医生喉咙里溢出一声轻叹,把报告单轻轻搁在床头柜。
“林东,数据是好了一点点,但这……多半是暂时的回光返照。”
声音低沉下去。
“最新的检查结果出来了……你的时间,可能……真的不多了。”
“撑死了算,大概……不到两周。”
不到两周。
屏幕上的倒计时,不到七天。
七天的两倍。
心脏像是被一只无形的手狠狠攥住,越收越紧,冷得刺骨。
这狗屎一样的巧合!
现实世界这具破身体的生命倒计时,和修真界星域钟的毁灭倒计时,他妈的居然就这么对上了?!
医生交代了几句吃的喝的,还有休息的事,转身带上门走了。
病房里又安静下来。
只有监护仪规律的“滴、滴”声。
还有旁边那台破笔记本电脑里,细微的电流“滋滋”声,钻进耳朵里。
林东把视线重新投回屏幕。
画面里,徐婉清身边不知何时多了个人,道袍飘飘,正是秦天雷。
两人正对着那口巨大的青铜钟指指点点,隔着屏幕都能感受到那份凝重。
笔记本的扬声器里,再次传来徐婉清的声音,这次带着几分急切的转述。
秦天雷他们发现,星域钟上那些变得混乱的星图纹路,它们闪烁变化的频率和强度,似乎和一种极其微弱、源头不明的能量波动完全同步。
“前辈,”徐婉清的声音有些发颤,“秦掌门推测,那种波动……很可能,就是源自于你!”
“你现在……你现在的情况,直接影响着星域钟!”
答案瞬间清晰。
他体内那点残存的星域之力,微弱归微弱,却和星域中那个庞然大物,通过某种玄妙的联系纠缠着,同频共振。
他这具身体的好坏,他的生命力强弱,直接牵动着星域中的稳定!
“调北斗印记第三颗星,天玑星的能量流向,”林东紧盯屏幕上变幻的星图,全凭融合时的记忆和身体本能下令,“逆转半个周天,导进混沌钟原本的坤位符文节点。
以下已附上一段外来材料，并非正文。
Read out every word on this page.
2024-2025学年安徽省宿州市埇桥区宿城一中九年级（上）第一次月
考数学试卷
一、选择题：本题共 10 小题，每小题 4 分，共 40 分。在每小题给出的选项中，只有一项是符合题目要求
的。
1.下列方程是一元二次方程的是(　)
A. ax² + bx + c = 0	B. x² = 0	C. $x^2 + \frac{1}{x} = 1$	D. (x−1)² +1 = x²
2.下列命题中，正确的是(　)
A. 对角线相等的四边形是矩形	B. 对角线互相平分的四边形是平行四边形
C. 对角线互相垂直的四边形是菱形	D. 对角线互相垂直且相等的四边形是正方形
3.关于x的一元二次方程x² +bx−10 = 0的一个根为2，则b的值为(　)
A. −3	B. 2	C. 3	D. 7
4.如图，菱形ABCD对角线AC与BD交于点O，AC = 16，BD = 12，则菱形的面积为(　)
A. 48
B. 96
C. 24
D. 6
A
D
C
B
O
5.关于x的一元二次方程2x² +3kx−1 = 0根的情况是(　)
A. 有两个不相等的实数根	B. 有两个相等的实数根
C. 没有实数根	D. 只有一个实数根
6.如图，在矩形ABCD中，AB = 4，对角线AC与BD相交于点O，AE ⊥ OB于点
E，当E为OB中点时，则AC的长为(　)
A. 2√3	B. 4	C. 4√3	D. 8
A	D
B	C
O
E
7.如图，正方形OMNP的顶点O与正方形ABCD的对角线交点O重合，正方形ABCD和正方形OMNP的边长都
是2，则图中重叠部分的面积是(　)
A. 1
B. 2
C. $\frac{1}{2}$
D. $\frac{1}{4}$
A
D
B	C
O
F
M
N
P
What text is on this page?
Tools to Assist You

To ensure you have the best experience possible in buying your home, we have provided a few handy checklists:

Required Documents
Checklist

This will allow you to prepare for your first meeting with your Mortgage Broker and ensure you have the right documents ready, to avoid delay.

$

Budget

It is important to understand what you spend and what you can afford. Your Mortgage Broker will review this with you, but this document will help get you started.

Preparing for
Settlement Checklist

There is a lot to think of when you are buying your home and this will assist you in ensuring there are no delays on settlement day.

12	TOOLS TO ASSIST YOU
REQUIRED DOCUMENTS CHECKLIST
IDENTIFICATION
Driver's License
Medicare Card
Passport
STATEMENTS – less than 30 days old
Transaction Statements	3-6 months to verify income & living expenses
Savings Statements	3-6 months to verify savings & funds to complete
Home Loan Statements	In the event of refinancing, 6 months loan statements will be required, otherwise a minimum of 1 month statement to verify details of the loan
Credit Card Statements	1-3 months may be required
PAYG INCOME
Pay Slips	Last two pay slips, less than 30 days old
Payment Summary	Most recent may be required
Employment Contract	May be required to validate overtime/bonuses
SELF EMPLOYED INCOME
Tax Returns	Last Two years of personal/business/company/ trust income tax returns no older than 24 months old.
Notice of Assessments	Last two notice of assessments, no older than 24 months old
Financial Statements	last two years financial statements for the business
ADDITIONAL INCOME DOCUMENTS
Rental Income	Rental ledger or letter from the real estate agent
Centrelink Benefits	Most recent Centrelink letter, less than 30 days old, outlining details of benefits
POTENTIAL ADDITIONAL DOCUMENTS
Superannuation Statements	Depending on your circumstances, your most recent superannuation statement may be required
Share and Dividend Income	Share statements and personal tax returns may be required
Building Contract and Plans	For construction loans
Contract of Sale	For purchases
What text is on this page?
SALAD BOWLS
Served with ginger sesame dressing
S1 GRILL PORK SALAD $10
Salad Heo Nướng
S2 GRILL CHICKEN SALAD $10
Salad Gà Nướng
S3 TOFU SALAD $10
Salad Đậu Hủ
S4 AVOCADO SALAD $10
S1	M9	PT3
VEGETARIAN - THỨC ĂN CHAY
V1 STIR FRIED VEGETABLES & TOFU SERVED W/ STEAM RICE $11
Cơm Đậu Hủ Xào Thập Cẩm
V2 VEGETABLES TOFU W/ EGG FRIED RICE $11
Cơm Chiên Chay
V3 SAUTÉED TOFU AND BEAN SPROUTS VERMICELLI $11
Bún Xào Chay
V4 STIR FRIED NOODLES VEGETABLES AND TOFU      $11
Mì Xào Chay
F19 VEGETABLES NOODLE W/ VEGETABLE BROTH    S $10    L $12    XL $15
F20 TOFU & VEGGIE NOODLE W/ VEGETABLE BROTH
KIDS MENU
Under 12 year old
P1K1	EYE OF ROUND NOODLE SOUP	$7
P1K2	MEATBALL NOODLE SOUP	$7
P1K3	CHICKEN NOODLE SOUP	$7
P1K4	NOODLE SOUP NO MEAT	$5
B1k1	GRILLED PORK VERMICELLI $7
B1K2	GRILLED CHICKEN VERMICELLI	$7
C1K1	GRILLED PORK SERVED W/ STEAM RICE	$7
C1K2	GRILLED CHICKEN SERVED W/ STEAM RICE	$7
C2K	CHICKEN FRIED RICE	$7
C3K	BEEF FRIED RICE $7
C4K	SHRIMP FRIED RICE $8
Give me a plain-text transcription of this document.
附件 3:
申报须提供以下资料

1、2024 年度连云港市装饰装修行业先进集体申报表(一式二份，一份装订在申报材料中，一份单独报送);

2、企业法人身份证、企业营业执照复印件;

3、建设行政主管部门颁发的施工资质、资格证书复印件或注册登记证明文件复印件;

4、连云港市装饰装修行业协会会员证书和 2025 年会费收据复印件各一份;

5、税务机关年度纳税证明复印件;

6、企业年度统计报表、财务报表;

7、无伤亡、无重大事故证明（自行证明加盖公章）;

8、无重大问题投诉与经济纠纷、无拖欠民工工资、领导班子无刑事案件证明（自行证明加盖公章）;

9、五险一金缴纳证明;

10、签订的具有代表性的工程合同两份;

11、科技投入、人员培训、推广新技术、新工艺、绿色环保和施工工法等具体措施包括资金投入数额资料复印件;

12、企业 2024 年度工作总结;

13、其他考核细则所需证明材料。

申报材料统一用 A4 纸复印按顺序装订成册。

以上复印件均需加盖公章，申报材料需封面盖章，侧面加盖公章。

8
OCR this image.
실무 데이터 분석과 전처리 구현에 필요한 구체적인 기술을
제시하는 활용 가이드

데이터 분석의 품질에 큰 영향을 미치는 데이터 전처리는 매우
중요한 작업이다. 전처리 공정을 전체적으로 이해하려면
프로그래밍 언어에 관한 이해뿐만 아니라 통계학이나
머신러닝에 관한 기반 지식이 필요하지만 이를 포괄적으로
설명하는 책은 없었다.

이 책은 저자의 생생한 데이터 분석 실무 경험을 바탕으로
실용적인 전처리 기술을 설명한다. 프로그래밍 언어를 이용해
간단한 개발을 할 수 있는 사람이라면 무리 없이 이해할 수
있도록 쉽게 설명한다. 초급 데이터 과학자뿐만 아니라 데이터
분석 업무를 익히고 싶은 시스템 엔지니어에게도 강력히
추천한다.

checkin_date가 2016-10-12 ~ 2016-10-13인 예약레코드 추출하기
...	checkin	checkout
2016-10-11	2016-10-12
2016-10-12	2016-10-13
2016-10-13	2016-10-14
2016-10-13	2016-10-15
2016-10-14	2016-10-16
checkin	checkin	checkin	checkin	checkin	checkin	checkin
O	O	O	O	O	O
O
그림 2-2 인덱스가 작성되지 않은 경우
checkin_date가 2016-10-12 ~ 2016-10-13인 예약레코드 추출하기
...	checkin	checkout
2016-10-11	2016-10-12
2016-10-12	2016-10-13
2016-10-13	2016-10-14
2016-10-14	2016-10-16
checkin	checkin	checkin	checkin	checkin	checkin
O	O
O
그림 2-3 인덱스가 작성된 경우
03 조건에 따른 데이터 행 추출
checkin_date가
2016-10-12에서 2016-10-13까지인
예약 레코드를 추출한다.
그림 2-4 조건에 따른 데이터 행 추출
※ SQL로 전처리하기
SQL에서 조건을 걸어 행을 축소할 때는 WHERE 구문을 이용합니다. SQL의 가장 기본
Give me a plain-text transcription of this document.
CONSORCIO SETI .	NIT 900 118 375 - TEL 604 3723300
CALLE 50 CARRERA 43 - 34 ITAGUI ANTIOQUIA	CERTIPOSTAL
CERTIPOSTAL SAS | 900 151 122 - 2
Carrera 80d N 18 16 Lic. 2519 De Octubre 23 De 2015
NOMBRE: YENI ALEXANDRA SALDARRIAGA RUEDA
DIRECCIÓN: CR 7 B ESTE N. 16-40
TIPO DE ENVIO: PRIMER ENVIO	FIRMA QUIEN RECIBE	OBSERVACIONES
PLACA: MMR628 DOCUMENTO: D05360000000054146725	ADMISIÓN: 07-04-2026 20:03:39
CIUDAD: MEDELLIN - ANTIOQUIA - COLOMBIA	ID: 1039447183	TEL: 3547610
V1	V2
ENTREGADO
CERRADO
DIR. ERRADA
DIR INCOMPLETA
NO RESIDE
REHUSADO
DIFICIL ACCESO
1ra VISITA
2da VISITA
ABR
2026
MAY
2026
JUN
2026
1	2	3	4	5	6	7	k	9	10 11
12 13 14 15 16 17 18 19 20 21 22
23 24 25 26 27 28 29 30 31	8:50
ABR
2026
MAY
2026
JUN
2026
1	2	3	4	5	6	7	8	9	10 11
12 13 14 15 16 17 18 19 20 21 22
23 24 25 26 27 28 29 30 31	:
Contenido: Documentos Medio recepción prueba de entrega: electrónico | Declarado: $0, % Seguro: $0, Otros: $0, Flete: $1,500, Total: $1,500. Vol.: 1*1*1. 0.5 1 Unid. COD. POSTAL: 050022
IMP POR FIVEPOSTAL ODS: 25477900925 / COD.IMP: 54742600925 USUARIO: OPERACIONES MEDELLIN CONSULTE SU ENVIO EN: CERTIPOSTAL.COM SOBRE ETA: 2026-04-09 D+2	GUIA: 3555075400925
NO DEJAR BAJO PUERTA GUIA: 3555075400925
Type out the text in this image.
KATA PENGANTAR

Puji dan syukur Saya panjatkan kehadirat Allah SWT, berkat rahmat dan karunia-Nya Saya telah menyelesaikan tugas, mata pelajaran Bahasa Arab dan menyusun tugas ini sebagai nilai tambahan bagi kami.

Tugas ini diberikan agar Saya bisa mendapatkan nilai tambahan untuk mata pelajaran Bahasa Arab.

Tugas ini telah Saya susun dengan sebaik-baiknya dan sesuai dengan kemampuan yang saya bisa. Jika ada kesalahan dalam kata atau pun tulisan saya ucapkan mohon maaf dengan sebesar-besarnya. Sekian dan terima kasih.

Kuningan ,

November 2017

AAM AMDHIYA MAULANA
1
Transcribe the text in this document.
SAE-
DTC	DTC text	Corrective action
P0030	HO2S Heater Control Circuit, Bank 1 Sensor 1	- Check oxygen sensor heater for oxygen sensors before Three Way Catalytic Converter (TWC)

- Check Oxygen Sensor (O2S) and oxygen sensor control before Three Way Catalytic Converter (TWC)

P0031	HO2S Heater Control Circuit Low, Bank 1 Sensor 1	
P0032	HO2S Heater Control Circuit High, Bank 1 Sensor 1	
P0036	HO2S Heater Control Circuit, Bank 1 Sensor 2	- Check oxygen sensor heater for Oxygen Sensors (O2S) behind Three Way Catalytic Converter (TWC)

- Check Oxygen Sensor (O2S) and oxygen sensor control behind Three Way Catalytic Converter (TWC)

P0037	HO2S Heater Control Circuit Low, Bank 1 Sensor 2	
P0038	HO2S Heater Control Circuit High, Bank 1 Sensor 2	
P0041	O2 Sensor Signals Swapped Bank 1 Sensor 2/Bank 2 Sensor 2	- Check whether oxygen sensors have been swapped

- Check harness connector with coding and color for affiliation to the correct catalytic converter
”
屏幕那边,徐婉清立刻动作。
纤手掐诀,北斗印记的光芒颤动。
几乎是同时,林东丹田深处炸开一股尖锐到极致的痛楚,电光石火间冲遍四肢百骸!
身体里像是被塞进了一根烧红的铁钎,还在疯狂搅动。
他短促地闷哼一声,身体不由自主地弓成了虾米,冷汗唰一下就湿透了病号服。
那点星域之力在他体内横冲直撞,野蛮地撕扯着他本就衰败的脏器。
“成了!”扬声器里,徐婉清的声音透着压不住的惊喜,“前辈!那片乱纹稳了点!就一点点,但真的有用!”
痛感退了下去,留下的是仿佛能渗进骨头缝里的疲惫。
但林东也确实感到,体内那快要灭掉的生命火苗,被这剧痛硬生生刺激的,好像又跳了一下。
胸口的闷痛轻了,呼吸也稍稍通畅。
拿痛苦换时间,用命拖延毁灭。
这是他眼下唯一的路。
“继续……”林东费力地喘着气,嗓音沙哑,“看仔细,找下一个失衡的点……”
话音未落,病房门又给推开了。
一个穿格子衬衫的年轻人探头进来,胖胖的脸上架着一副黑框眼镜,嘴角带着笑容。
“东子?醒啦?”
是王铭,林东大学时的铁哥们儿,也是他昏迷前少数还有联系的人。